In a new initiative, Principal Mr. Ryan is implementing “The Red Mountain Way,” a positive behavioral system introduced last year by Academic Interventionist Mr. Gardner. The Red Mountain Way provides structured interventions, while recognizing the positive actions that aid every student in social and academic settings. It was designed for the students to promote positive behaviors that exhibit courage, respect and influence.

“There is not a day that goes by without each of us being challenged in some way; it could be a difficult test, a disagreement between friends or even a situation where you feel threatened or intimidated,” Principal Mr. Ryan said. “The Red Mountain Way provides an avenue for good decision making and standing up for those who need us the most. Simply doing things the right way prepares us for taking on life challenges while making a difference in the lives of those around us.”

Since this is the first year the administrators are applying The Red Mountain Way to everyday school life, freshmen are entering Red Mountain with a new perspective

“I think the new system is functional and seems to be working,” freshman Daniela Riano said. “I like the idea of the Red Mountain Change, too. I think it’s a creative way to help the students.”

Students will receive a reward for their good deeds by collecting Red Mountain Change from a faculty member. If a faculty member notices a student exemplifying The Red Mountain Way, they may give the student Red Mountain Change.

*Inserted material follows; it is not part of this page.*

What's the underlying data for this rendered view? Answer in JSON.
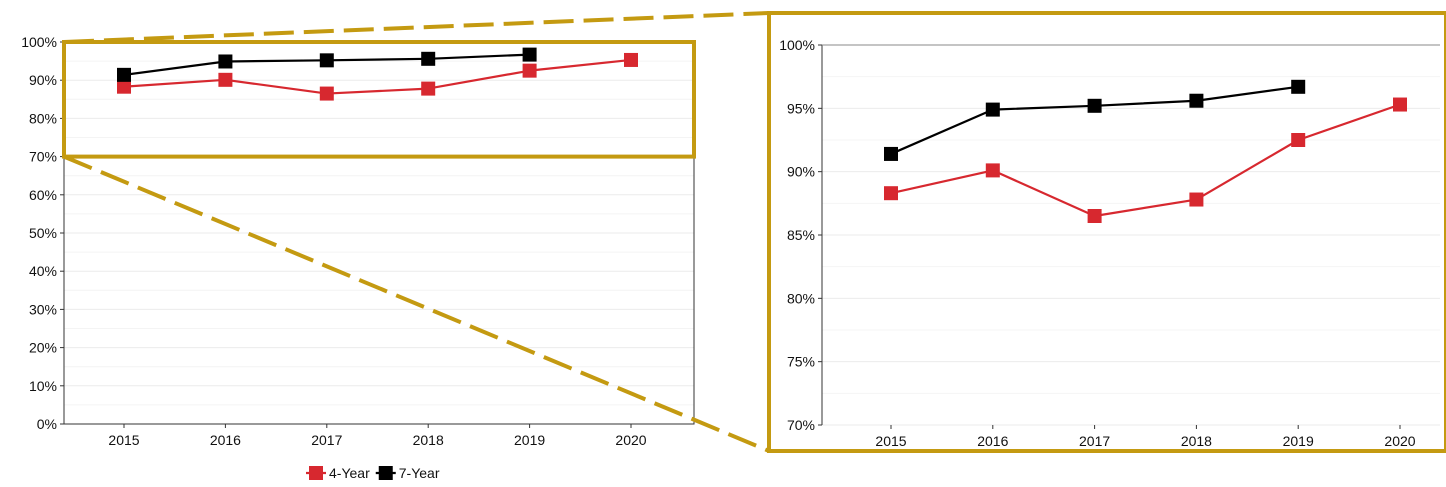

“There is not a day that goes by without each of us being challenged in some way.”

– Principal Mr. Ryan

“We have seen students act in spontaneous ways to better the world around them,” Assistant Principal Mr. Marks said. “For example, several of our football players were out the morning of their first game and invited a military veteran to eat and talk with them, thanking him for his service. We have seen acts of kindness and understanding within classroom during discussions on potentially sensitive issues.”